Perhaps that’s why I’ve been so adamant on not missing ANYTHING in Baby Girl’s life from the moment we brought her home. My husband and I agreed that I would not seek paid employment until she was in school full time. We are currently at a point of discussion on this matter, as JK in our district is a full-day class, every OTHER day with alternating Fridays (maybe we should LOSE the politician who thought of THAT ridiculous idea!). My husband, who is also motivated by the frustration of being the sole breadwinner for the past 3 years, is keen for me to get a paying job come September. We are both growing tired of making financial sacrifices that we didn’t have to make prior to Baby Girl’s arrival, but I think I am still more willing to follow it through for another year. Don’t get me wrong – he is respectful and subtle, but I know he wants the financial relief of a 2nd pay cheque so the burden doesn’t always ride on his self-employed shoulders to support our family and lifestyle.
However, I can’t bring myself to consider daycare for the 2 or 3 days per week that it would be required. If Baby Girl MUST go to school, then she must. But I don’t have to like it, nor do I have to agree to also give up the time in between those school days when I could be with her. Because I don’t want to. I don’t want to miss out on that time together.
Now friends and family who may actually be reading at this point are probably sarcastically cackling to themselves and thinking about all the times when I’ve been desperate for an escape from mommy-land, or the times I’ve been on the phone with them and heard me shout at my Baby in utter frustration brought on by spending all day, every day with her sometimes trying little self. Ok. Point taken. But just because I’d rather miss the tantrums, saucy responses, whining, panty-wetting, and irritation-provoking doesn’t mean I want to give up the GOOD stuff that occurs in between the stuff I’d like to lose.
The hilarious unintentional jokes, the hugs, the “I love you’s”, the moments of sheer Mensa-brilliance, the smiles, the learning, the laughter, the funny sayings. I want to horde all the firsts that I possibly can to compensate for the ones I’ve missed.

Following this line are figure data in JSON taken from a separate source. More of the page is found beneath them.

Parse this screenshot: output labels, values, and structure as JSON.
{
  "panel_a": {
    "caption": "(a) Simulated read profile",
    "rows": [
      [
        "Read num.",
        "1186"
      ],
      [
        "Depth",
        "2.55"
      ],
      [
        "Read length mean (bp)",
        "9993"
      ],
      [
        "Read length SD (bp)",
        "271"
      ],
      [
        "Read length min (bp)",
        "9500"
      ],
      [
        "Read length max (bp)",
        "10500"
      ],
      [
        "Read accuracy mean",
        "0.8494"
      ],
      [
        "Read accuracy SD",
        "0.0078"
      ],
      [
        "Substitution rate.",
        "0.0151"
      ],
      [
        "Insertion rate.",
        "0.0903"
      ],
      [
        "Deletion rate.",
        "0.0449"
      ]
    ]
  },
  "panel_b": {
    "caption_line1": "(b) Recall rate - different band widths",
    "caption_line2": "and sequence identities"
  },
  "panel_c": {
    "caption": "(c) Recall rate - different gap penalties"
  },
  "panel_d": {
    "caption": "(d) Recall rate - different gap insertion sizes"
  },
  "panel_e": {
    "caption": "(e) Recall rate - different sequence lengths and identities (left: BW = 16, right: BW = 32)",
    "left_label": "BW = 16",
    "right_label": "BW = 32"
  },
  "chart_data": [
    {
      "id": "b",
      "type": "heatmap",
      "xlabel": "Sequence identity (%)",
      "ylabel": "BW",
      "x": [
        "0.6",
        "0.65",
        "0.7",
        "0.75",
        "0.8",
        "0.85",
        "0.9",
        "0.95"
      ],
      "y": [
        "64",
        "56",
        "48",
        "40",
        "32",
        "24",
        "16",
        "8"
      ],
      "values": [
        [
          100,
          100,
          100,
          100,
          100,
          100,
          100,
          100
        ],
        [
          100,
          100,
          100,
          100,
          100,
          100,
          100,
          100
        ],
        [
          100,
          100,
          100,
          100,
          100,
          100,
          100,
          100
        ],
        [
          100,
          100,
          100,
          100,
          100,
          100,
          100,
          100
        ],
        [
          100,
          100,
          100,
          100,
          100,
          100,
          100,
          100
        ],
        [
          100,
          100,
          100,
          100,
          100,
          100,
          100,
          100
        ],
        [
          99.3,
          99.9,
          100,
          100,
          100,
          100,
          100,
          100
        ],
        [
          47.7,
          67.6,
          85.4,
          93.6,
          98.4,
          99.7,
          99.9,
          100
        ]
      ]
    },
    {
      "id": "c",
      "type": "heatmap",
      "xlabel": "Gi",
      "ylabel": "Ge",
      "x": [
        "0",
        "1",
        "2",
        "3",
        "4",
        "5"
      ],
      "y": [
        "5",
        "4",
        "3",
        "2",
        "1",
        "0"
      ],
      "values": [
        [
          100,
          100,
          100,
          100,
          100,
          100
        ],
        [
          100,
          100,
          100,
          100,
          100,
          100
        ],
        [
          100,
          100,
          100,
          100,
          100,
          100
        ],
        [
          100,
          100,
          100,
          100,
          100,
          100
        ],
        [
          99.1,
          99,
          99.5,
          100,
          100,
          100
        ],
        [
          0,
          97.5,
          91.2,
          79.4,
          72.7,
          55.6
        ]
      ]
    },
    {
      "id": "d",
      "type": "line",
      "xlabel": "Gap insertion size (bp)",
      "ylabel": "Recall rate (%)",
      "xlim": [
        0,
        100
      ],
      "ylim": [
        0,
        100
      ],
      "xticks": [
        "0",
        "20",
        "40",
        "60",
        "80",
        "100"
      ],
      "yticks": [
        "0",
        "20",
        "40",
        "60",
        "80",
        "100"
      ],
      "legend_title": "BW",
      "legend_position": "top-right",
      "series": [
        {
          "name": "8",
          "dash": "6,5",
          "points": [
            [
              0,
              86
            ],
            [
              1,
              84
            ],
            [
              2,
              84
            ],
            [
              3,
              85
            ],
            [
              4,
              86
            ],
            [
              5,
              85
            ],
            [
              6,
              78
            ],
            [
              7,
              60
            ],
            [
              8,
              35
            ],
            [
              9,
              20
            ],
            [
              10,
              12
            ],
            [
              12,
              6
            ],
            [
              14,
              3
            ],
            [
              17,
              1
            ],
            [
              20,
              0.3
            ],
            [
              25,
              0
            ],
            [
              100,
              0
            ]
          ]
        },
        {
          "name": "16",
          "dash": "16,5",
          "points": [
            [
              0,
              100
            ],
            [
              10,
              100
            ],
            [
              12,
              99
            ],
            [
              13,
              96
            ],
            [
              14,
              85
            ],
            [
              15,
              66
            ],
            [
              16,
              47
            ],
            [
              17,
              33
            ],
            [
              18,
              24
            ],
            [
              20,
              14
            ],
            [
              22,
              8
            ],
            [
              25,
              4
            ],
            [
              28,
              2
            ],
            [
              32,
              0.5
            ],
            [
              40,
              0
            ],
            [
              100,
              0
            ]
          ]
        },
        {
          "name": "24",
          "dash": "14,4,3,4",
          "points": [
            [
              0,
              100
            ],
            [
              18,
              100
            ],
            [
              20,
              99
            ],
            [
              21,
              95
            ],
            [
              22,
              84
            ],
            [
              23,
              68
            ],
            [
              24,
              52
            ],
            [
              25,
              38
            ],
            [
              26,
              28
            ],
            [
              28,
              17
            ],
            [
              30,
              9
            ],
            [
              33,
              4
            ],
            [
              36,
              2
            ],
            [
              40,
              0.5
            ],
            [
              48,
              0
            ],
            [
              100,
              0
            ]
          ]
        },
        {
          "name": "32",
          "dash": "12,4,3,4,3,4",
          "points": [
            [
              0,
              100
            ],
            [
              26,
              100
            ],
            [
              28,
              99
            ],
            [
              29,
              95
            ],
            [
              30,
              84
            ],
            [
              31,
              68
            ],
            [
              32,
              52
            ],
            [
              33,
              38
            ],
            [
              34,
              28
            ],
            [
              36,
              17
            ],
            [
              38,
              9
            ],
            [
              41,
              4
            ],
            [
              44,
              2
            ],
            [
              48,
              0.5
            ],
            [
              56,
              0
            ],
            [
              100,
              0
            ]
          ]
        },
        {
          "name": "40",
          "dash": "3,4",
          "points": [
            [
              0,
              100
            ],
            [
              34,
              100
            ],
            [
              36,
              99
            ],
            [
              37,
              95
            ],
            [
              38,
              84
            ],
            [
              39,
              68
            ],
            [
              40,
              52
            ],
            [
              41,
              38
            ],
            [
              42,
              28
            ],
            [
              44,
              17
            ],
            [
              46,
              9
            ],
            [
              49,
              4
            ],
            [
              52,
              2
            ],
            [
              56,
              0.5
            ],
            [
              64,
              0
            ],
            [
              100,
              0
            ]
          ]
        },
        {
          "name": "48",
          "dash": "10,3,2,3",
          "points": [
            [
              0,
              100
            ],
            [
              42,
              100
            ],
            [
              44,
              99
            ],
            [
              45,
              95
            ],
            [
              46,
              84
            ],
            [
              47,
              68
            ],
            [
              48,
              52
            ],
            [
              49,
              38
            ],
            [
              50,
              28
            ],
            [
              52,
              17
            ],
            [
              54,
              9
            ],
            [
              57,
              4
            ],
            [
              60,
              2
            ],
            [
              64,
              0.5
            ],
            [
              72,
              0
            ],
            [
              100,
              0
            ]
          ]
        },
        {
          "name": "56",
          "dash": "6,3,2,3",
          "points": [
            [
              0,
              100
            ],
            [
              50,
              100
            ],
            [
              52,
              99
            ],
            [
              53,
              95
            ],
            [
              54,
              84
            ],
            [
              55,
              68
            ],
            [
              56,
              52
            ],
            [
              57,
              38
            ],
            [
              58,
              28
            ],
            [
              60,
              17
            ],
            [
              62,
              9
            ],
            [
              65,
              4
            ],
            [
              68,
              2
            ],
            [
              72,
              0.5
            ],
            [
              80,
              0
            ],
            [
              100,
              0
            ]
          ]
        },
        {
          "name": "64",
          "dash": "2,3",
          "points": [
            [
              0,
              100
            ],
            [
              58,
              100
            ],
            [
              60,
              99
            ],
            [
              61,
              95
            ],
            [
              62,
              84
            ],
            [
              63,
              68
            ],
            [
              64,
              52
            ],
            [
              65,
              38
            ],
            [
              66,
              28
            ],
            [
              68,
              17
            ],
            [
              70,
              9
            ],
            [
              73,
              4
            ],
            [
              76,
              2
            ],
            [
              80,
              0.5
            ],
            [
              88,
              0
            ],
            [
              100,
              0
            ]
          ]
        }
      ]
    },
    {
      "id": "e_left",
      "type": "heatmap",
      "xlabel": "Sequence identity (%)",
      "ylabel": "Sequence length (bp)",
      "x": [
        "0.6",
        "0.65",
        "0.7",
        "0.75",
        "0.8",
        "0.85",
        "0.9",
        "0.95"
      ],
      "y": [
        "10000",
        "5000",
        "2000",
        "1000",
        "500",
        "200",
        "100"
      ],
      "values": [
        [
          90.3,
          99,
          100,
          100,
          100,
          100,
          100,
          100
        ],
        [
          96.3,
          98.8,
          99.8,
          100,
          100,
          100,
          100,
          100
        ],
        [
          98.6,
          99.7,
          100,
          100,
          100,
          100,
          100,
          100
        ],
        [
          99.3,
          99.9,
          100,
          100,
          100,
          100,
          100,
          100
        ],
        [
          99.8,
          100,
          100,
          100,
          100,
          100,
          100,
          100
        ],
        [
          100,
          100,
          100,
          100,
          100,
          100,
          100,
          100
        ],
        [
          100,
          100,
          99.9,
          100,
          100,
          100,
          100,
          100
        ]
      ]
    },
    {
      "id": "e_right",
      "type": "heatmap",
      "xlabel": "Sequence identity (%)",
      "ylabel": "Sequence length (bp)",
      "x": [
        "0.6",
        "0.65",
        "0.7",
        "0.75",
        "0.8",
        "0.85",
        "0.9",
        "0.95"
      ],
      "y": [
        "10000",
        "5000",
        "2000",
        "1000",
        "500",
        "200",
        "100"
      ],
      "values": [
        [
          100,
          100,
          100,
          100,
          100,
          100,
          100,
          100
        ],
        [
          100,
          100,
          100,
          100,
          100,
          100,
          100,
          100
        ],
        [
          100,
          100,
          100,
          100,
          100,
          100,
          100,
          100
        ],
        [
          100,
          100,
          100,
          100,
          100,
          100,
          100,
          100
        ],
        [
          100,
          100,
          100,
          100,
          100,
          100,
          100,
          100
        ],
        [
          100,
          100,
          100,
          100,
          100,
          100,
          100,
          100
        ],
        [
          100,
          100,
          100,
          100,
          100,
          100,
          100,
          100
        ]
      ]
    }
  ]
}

I don’t want to voluntarily give up ANYTHING that I could be a part of. She is my world, and to be honest, I can’t even imagine having the attention span required for employment. My brain cells are all on reserve for someone else. I doubt her being in school every day, all day will change that, but I will have run out of excuses to be with her at that point. Desperately trying not to think about that looming additional loss and enjoy what I can until then. Try to focus on what I’ve GAINED, instead of the losses. Thankfully a fairly easy task with all the joy I get from being with my daughter.